Since we know AQUARIUS has some serious character issues, and we know plot and character co-exist, lets take a look at the plot. 

Part cop procedural, part serial, AQUARIUS attempts to fill their episodes with enough to keep their characters busy. I do not have a problem with this format, but in this case it’s not working. Lets examine why. Plot is what happens, and what happens is directly dictated by character action. The writers have filled the show with a band of disparate characters, all ready to generate conflict. The procedural cases involve some aspect of social tension, whether it’s the neighborhood with 10 black deaths, and only the white one is solved, or a black man is killed in Watts, and the Black Panthers condemn him because he straightened his hair like a white person. 

The show has; blacks, whites, hispanics, female, gays, hippie, prostitutes, drugs, drunks and Viet Nam issues to explore, and it feels overwhelming. All the political tensions of 1967 focused in one little show. That’s the ambitious part. If these issues were presented in an organic manner, and not overdramatized so often, we would have the opportunity to experience the boiling tension of that time period much better. As it is, the writers offer up the political issue of the episode, over-dramatize it, then wrap it up. They do manage to hit the point home, like using a bat to beat it into our heads. For example, the issue starts with a comment about hispanics wanting more representation on the force. A few jokes are made about the cleaning lady’s and we move on. Soon, a newspaper guy has discovered that one of the detectives is actually hispanic, not Irish as he’s claimed to be. 

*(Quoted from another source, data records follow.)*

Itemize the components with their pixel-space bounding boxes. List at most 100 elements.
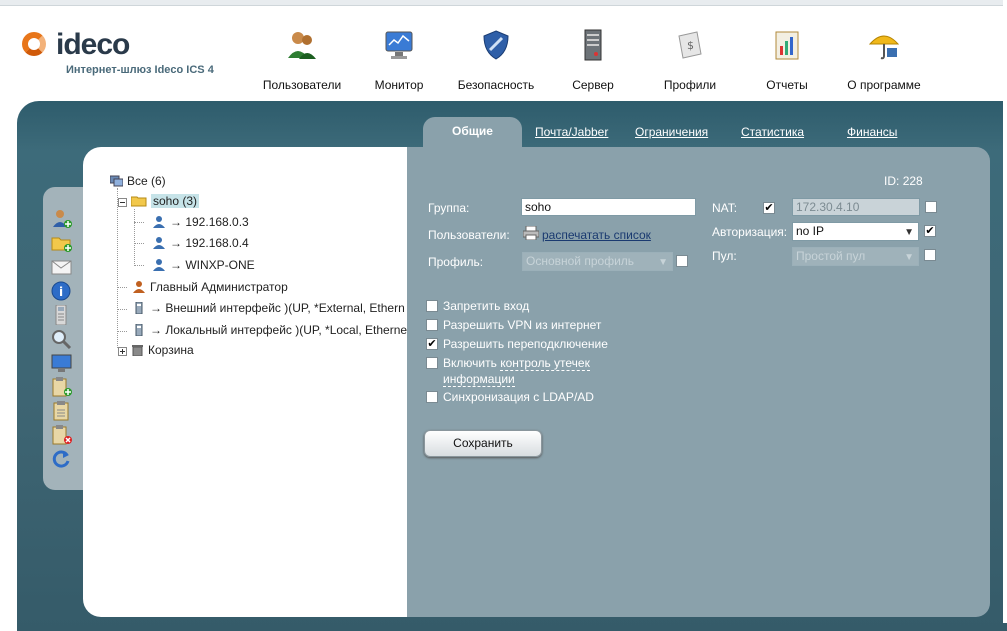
nav-server-label: Сервер: [572, 78, 614, 92]
ideco-logo: ideco Интернет-шлюз Ideco ICS 4: [20, 28, 240, 85]
nat-ip-input[interactable]: 172.30.4.10: [792, 198, 920, 216]
tree-trash-label: Корзина: [148, 343, 194, 357]
tree-iface-local[interactable]: → Локальный интерфейс )(UP, *Local, Ethe…: [133, 323, 407, 337]
tree-user-1[interactable]: → 192.168.0.3: [153, 215, 249, 229]
save-button[interactable]: Сохранить: [424, 430, 542, 457]
umbrella-icon: [867, 28, 901, 62]
network-device-icon: [133, 323, 146, 337]
clipboard-delete-icon[interactable]: [51, 425, 73, 445]
info-icon[interactable]: i: [51, 281, 73, 301]
logo-subtitle: Интернет-шлюз Ideco ICS 4: [66, 64, 214, 76]
profile-checkbox[interactable]: [676, 255, 688, 267]
print-list-link[interactable]: распечатать список: [542, 228, 651, 242]
profile-sheet-icon: $: [673, 28, 707, 62]
id-label-text: ID:: [884, 174, 900, 188]
user-tree: Все (6) soho (3) → 192.168.0.3 → 192.168…: [83, 147, 407, 617]
users-icon: [285, 28, 319, 62]
profile-select[interactable]: Основной профиль ▼: [522, 252, 673, 271]
leak-control-link-2[interactable]: информации: [443, 372, 515, 387]
user-icon: [153, 259, 166, 271]
search-icon[interactable]: [51, 329, 73, 350]
trash-icon: [131, 344, 144, 357]
nat-checkbox[interactable]: ✔: [763, 202, 775, 214]
nav-reports-label: Отчеты: [766, 78, 808, 92]
nav-users-label: Пользователи: [262, 78, 342, 92]
deny-login-checkbox[interactable]: [426, 300, 438, 312]
computers-icon: [109, 175, 124, 187]
shield-icon: [479, 28, 513, 62]
nav-profiles[interactable]: $ Профили: [640, 24, 740, 92]
auth-select[interactable]: no IP ▼: [792, 222, 919, 241]
ldap-sync-checkbox[interactable]: [426, 391, 438, 403]
tree-user-label: → 192.168.0.3: [170, 215, 249, 229]
clipboard-add-icon[interactable]: [51, 377, 73, 397]
chevron-down-icon: ▼: [904, 252, 914, 263]
tree-admin[interactable]: Главный Администратор: [133, 280, 288, 294]
nav-users[interactable]: Пользователи: [252, 24, 352, 92]
clipboard-icon[interactable]: [51, 401, 73, 421]
collapse-icon[interactable]: [118, 196, 127, 208]
users-label: Пользователи:: [428, 228, 510, 242]
profile-label: Профиль:: [428, 255, 484, 269]
nav-monitor-label: Монитор: [374, 78, 424, 92]
auth-checkbox[interactable]: ✔: [924, 225, 936, 237]
add-user-icon[interactable]: [51, 209, 73, 229]
tree-iface-local-label: → Локальный интерфейс )(UP, *Local, Ethe…: [150, 323, 407, 337]
leak-control-link[interactable]: контроль утечек: [500, 356, 590, 371]
logo-text: ideco: [56, 28, 130, 61]
mail-icon[interactable]: [51, 257, 73, 277]
tab-restrictions[interactable]: Ограничения: [635, 125, 708, 139]
nav-server[interactable]: Сервер: [543, 24, 643, 92]
user-icon: [153, 237, 166, 249]
expand-icon[interactable]: [118, 345, 127, 357]
tree-user-label: → 192.168.0.4: [170, 236, 249, 250]
tree-user-2[interactable]: → 192.168.0.4: [153, 236, 249, 250]
tab-general[interactable]: Общие: [423, 117, 522, 147]
nav-monitor[interactable]: Монитор: [349, 24, 449, 92]
group-name-input[interactable]: soho: [521, 198, 696, 216]
phone-icon[interactable]: [51, 304, 73, 326]
tree-user-label: → WINXP-ONE: [170, 258, 255, 272]
tree-iface-external-label: → Внешний интерфейс )(UP, *External, Eth…: [150, 301, 405, 315]
svg-text:i: i: [59, 285, 63, 299]
server-icon: [576, 28, 610, 62]
allow-vpn-checkbox[interactable]: [426, 319, 438, 331]
tab-statistics[interactable]: Статистика: [741, 125, 804, 139]
pool-label: Пул:: [712, 249, 737, 263]
pool-select[interactable]: Простой пул ▼: [792, 247, 919, 266]
admin-user-icon: [133, 281, 146, 293]
tree-line: [117, 309, 127, 310]
nat-ip-checkbox[interactable]: [925, 201, 937, 213]
sub-tabs: Общие Почта/Jabber Ограничения Статистик…: [423, 117, 1007, 147]
folder-open-icon: [130, 195, 147, 207]
nat-label: NAT:: [712, 201, 738, 215]
auth-label: Авторизация:: [712, 225, 788, 239]
leak-control-checkbox[interactable]: [426, 357, 438, 369]
tab-finance[interactable]: Финансы: [847, 125, 897, 139]
tree-line: [134, 243, 144, 244]
tab-mail-jabber[interactable]: Почта/Jabber: [535, 125, 608, 139]
tree-group-label: soho (3): [151, 194, 200, 208]
logo-ring-icon: [22, 32, 46, 56]
refresh-icon[interactable]: [51, 449, 73, 469]
group-label: Группа:: [428, 201, 470, 215]
tree-user-3[interactable]: → WINXP-ONE: [153, 258, 255, 272]
leak-control-label-line2: информации: [443, 372, 515, 387]
printer-icon[interactable]: [522, 225, 540, 241]
display-icon[interactable]: [51, 353, 73, 373]
tree-admin-label: Главный Администратор: [150, 280, 288, 294]
pool-checkbox[interactable]: [924, 249, 936, 261]
add-folder-icon[interactable]: [51, 233, 73, 253]
network-device-icon: [133, 301, 146, 315]
nav-security[interactable]: Безопасность: [446, 24, 546, 92]
nav-reports[interactable]: Отчеты: [737, 24, 837, 92]
tree-root[interactable]: Все (6): [109, 174, 166, 188]
nav-about[interactable]: О программе: [834, 24, 934, 92]
tree-trash[interactable]: Корзина: [118, 343, 194, 357]
allow-vpn-label: Разрешить VPN из интернет: [443, 318, 602, 332]
ldap-sync-label: Синхронизация с LDAP/AD: [443, 390, 594, 404]
tree-iface-external[interactable]: → Внешний интерфейс )(UP, *External, Eth…: [133, 301, 405, 315]
allow-reconnect-checkbox[interactable]: ✔: [426, 338, 438, 350]
tree-group-soho[interactable]: soho (3): [118, 194, 200, 208]
tree-line: [134, 209, 135, 264]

This detective has been lying to his wife for ten years, and he’s horribly frightened to tell her the truth, but the newspaper guy plans to publish the truth regardless. The wife finds out, she’s furious, we’re told, and the hispanic detective shows up drunk, waving his weapon about, ready to kill himself. Hodiak talks him down, and we’re told he’ll get a couple of months of counseling. 

Here’s the problem. The writers had not developed the hispanic detective’s character in previous episodes. There was never any foreshadowing of this issue coming up. The whole thing was convenient for the episode, and felt inauthentic. It’s no mistake that this time period is a bomb waiting to explode, and there are plenty of issues to examine, but the issues aren’t playing out in a way that feels natural. They feel forced on you like a tablespoon of fish oil. Perhaps the season wasn’t mapped out fully so setups could be placed throughout. This would have given much greater believability to the story lines. 

The Manson story line feels the most authentic. His character doesn’t do much, but he’s always consistent. Through him, we’re getting an interesting look into the hippie, peace and love movement, albeit, Manson’s version was one of conniving manipulation, but not all his party friends are part of that. In general, the hippies are harmless, though the older detectives dislike them as much as they hate the blacks, the gays, and the single female police officer.  

The tone is a major factor in our experience of this world, and had the writers walked a narrow line, rather than ambitiously tackle every political issue of 1967, the series might have felt more congealed. I think it’s admirable that the writers and the network took a chance on this show, but it felt like they broke mom’s favorite vase and put it back together with tape.  

Solutions and take-away? Determine the tone. It will lead your every decision. Know your characters and let them grow naturally. Stay away from forced conflict and drama — which means you need characters who want the same thing, for different reasons and are willing to do just about anything to get it. Don’t try to shove a the kitchen sink into your purse.